We're planting a tree for every job application! Click here to learn more

Working with Regulars Expressions (RegExp) in JavaScript: Features and Practical Examples

Rafa Romero Dios

29 Nov 2021

•

8 min read

Working with Regulars Expressions (RegExp) in JavaScript: Features and Practical Examples
  • JavaScript

Today we're gonna talk about one of the most useful and powerful tools of any developer - Regulars Expressions (a.k.a RegExp or Regexp)

Regexp are the kind of tool which the more you use, the more you like it. It's very common to see junior developers writing complex blocks of code to make "find and replace" string operations that could be done with Regexp probably in a couple of lines.

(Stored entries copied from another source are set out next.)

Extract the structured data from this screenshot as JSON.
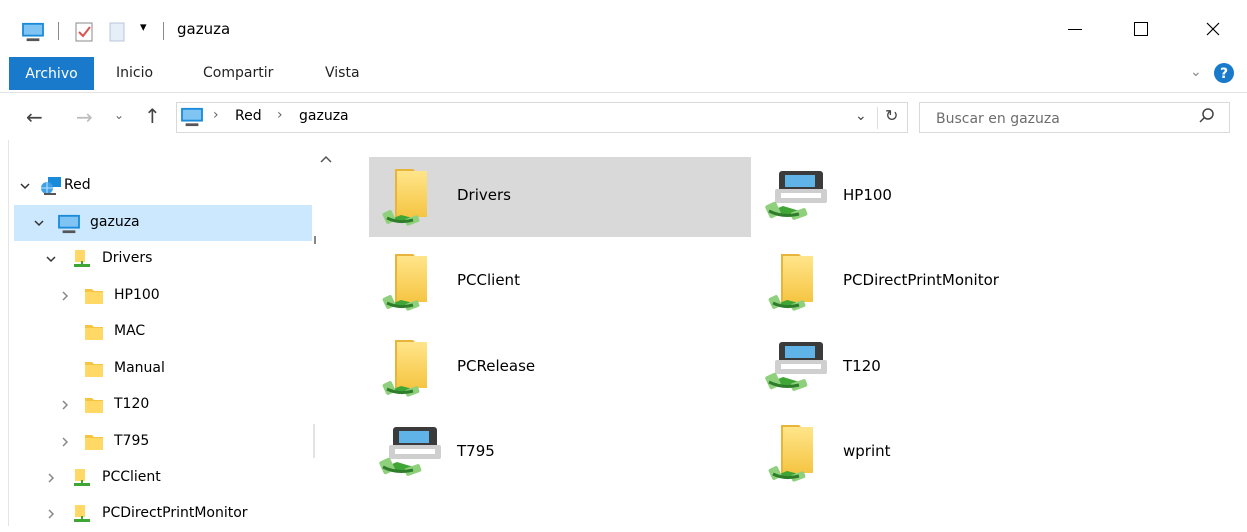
{
  "window": {
    "title": "gazuza"
  },
  "ribbon": {
    "tabs": [
      "Archivo",
      "Inicio",
      "Compartir",
      "Vista"
    ]
  },
  "address": {
    "path": [
      "Red",
      "gazuza"
    ]
  },
  "search": {
    "placeholder": "Buscar en gazuza"
  },
  "tree": {
    "items": [
      {
        "label": "Red",
        "icon": "network-icon",
        "expanded": true
      },
      {
        "label": "gazuza",
        "icon": "computer-icon",
        "expanded": true,
        "selected": true
      },
      {
        "label": "Drivers",
        "icon": "shared-folder-icon",
        "expanded": true
      },
      {
        "label": "HP100",
        "icon": "folder-icon",
        "expanded": false
      },
      {
        "label": "MAC",
        "icon": "folder-icon"
      },
      {
        "label": "Manual",
        "icon": "folder-icon"
      },
      {
        "label": "T120",
        "icon": "folder-icon",
        "expanded": false
      },
      {
        "label": "T795",
        "icon": "folder-icon",
        "expanded": false
      },
      {
        "label": "PCClient",
        "icon": "shared-folder-icon",
        "expanded": false
      },
      {
        "label": "PCDirectPrintMonitor",
        "icon": "shared-folder-icon",
        "expanded": false
      }
    ]
  },
  "content": {
    "items": [
      {
        "label": "Drivers",
        "icon": "shared-folder-icon",
        "selected": true
      },
      {
        "label": "HP100",
        "icon": "shared-printer-icon"
      },
      {
        "label": "PCClient",
        "icon": "shared-folder-icon"
      },
      {
        "label": "PCDirectPrintMonitor",
        "icon": "shared-folder-icon"
      },
      {
        "label": "PCRelease",
        "icon": "shared-folder-icon"
      },
      {
        "label": "T120",
        "icon": "shared-printer-icon"
      },
      {
        "label": "T795",
        "icon": "shared-printer-icon"
      },
      {
        "label": "wprint",
        "icon": "shared-folder-icon"
      }
    ]
  },
  "colors": {
    "accent": "#1979ca",
    "selection_tree": "#cce8ff",
    "selection_item": "#d9d9d9",
    "share_green": "#3fa535"
  }
}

So be ready to travel through the Regexp world. In our journey we will see the main features that the Regexp tools provide, such as search options, quantifiers, operators, character classes and more... and of course practical examples.

It's important to clarify that Regexp tools and their syntax are language agnostic, so all you learn in this tutorial it will be useful for you, whatever language you're working with.

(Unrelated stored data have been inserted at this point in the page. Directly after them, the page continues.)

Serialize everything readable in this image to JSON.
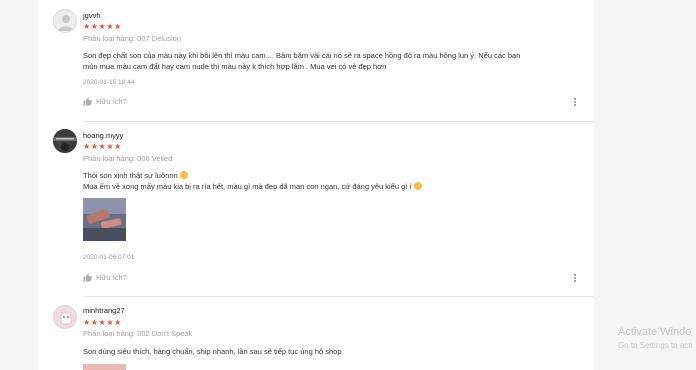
{
  "reviews": [
    {
      "username": "jgvvh",
      "rating": 5,
      "stars": "★★★★★",
      "variation": "Phân loại hàng: 007 Delusion",
      "comment_lines": [
        "Son đẹp chất son của màu này khi bôi lên thì màu cam ... Bặm bặm vài cái nó sẽ ra space hồng đỏ ra màu hồng lun ý. Nếu các bạn",
        "mún mua màu cam đất hay cam nude thì màu này k thích hợp lắm . Mua vei có vẻ đẹp hơn"
      ],
      "date": "2020-01-15 18:44",
      "helpful_label": "Hữu ích?"
    },
    {
      "username": "hoang.myyy",
      "rating": 5,
      "stars": "★★★★★",
      "variation": "Phân loại hàng: 006 Veiled",
      "comment_lines": [
        "Thỏi son xinh thật sự luônnn",
        "Mua ếm về xong mấy màu kia bị ra rìa hết, màu gì mà đẹp dã man con ngan, cứ đáng yêu kiểu gì í"
      ],
      "date": "2020-01-06 07:01",
      "helpful_label": "Hữu Ích?"
    },
    {
      "username": "minhtrang27",
      "rating": 5,
      "stars": "★★★★★",
      "variation": "Phân loại hàng: 002 Don't Speak",
      "comment_lines": [
        "Son dùng siêu thích, hàng chuẩn, ship nhanh, lần sau sẽ tiếp tục ủng hộ shop"
      ]
    }
  ],
  "watermark": {
    "title": "Activate Windo",
    "subtitle": "Go to Settings to acti"
  },
  "colors": {
    "star": "#ee4d2d",
    "muted": "#a0a0a0",
    "text": "#333333"
  },
  "icons": {
    "helpful": "thumb-up-icon",
    "more": "more-vertical-icon",
    "avatar_default": "user-icon"
  }
}
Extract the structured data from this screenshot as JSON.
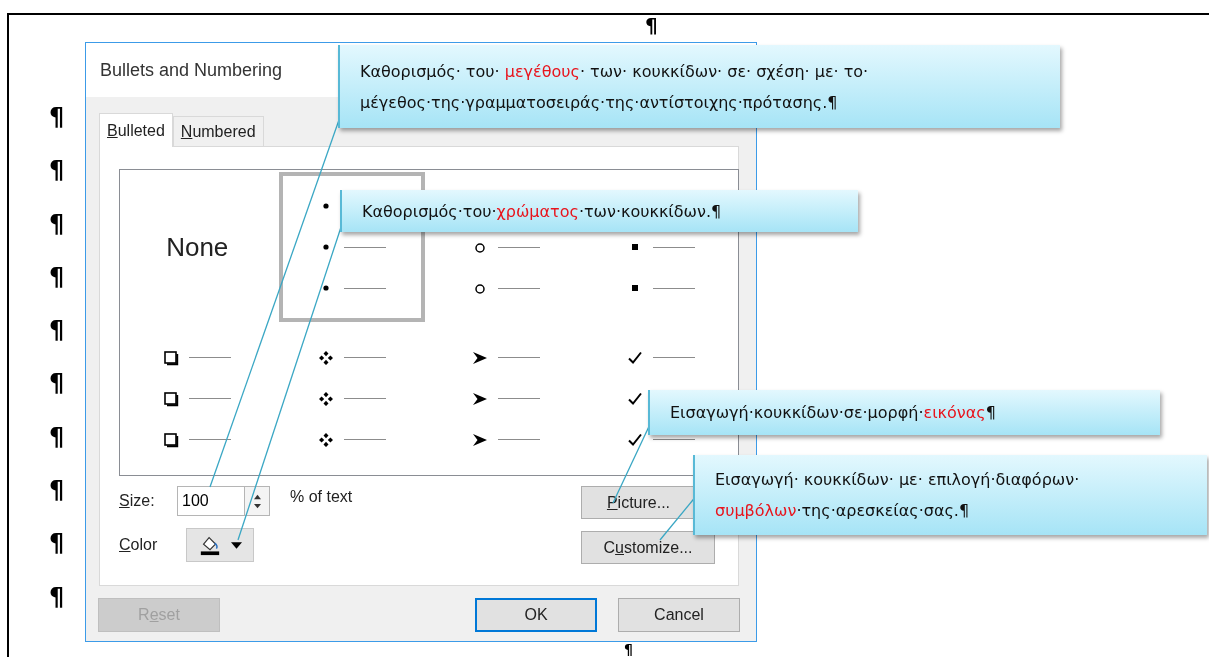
{
  "document": {
    "pilcrows": [
      "¶",
      "¶",
      "¶",
      "¶",
      "¶",
      "¶",
      "¶",
      "¶",
      "¶",
      "¶"
    ],
    "pilcrow_top": "¶",
    "pilcrow_bottom": "¶"
  },
  "dialog": {
    "title": "Bullets and Numbering",
    "tabs": [
      {
        "access_key": "B",
        "label_rest": "ulleted",
        "selected": true
      },
      {
        "access_key": "N",
        "label_rest": "umbered",
        "selected": false
      }
    ],
    "gallery": {
      "options": [
        {
          "kind": "none",
          "label": "None",
          "selected": false
        },
        {
          "kind": "dot",
          "selected": true
        },
        {
          "kind": "circle",
          "selected": false
        },
        {
          "kind": "square",
          "selected": false
        },
        {
          "kind": "box",
          "selected": false
        },
        {
          "kind": "diamond",
          "selected": false
        },
        {
          "kind": "arrow",
          "selected": false
        },
        {
          "kind": "check",
          "selected": false
        }
      ]
    },
    "size": {
      "access_key": "S",
      "label_rest": "ize:",
      "value": "100",
      "unit": "% of text"
    },
    "color": {
      "access_key": "C",
      "label_rest": "olor"
    },
    "side_buttons": [
      {
        "access_key": "P",
        "label_rest": "icture..."
      },
      {
        "label_start": "C",
        "access_key": "u",
        "label_rest": "stomize..."
      }
    ],
    "footer_buttons": [
      {
        "label_start": "R",
        "access_key": "e",
        "label_rest": "set",
        "disabled": true,
        "default": false
      },
      {
        "label": "OK",
        "disabled": false,
        "default": true
      },
      {
        "label": "Cancel",
        "disabled": false,
        "default": false
      }
    ]
  },
  "callouts": [
    {
      "segments": [
        {
          "text": "Καθορισμός· του· ",
          "highlight": false
        },
        {
          "text": "μεγέθους",
          "highlight": true
        },
        {
          "text": "· των· κουκκίδων· σε· σχέση· με· το· μέγεθος·της·γραμματοσειράς·της·αντίστοιχης·πρότασης.¶",
          "highlight": false
        }
      ]
    },
    {
      "segments": [
        {
          "text": "Καθορισμός·του·",
          "highlight": false
        },
        {
          "text": "χρώματος",
          "highlight": true
        },
        {
          "text": "·των·κουκκίδων.¶",
          "highlight": false
        }
      ]
    },
    {
      "segments": [
        {
          "text": "Εισαγωγή·κουκκίδων·σε·μορφή·",
          "highlight": false
        },
        {
          "text": "εικόνας",
          "highlight": true
        },
        {
          "text": "¶",
          "highlight": false
        }
      ]
    },
    {
      "segments": [
        {
          "text": "Εισαγωγή· κουκκίδων· με· επιλογή·διαφόρων· ",
          "highlight": false
        },
        {
          "text": "συμβόλων",
          "highlight": true
        },
        {
          "text": "·της·αρεσκείας·σας.¶",
          "highlight": false
        }
      ]
    }
  ]
}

However, we must note that this tutorial is JavaScript oriented, that's why the code snippets as well as the practical use cases at the end of the tutorial will be written in JavaScript. All code snippets are functional and you can copy paste and see them working.

We'll also provide you with some useful resources when working with RegExp.

Definition

A regular expression is a pattern that the regular expression engine attempts to match in input text. A pattern consists of one or more character literals, operators, or constructs.

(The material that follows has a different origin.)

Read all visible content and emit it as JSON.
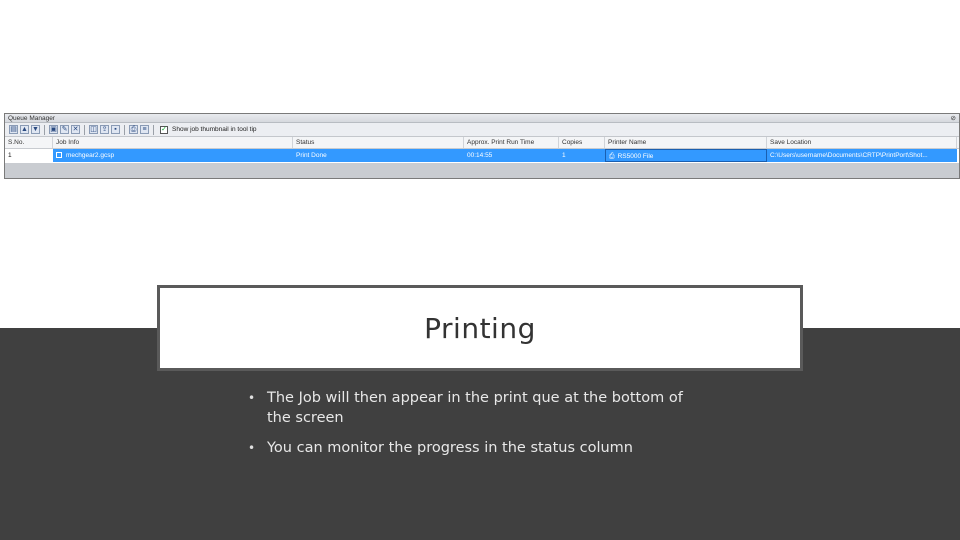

Available methods in JavaScript

Once we know what Regexp means, and before starting with the theory, we need to know what are the main and most commonly used JavaScript methods related to regular expressions.

RegExp.prototype.test()

This is the main method that provide the RegExp API. The test() method executes a search for a match between a regular expression and a specified string. Returns true or false. Its syntax is:

/regexp/.test(stringToTest:string)

You can find a simple example of test usage:

/hello/i.test('hello my friend') // true

String.prototype.match()

This methods does not belong to the Regexp API, but to the String API. However, it's still commonly used when working with Regexp. The match() method retrieves the result of matching a string against a regular expression. It return an Array with one (first match) or all matches depending on the presence or absence of the global (g) flag, or null if no matches are found. Don't worry if you don't understand what we're talking about with "the global flag" stuff, we'll look at it soon.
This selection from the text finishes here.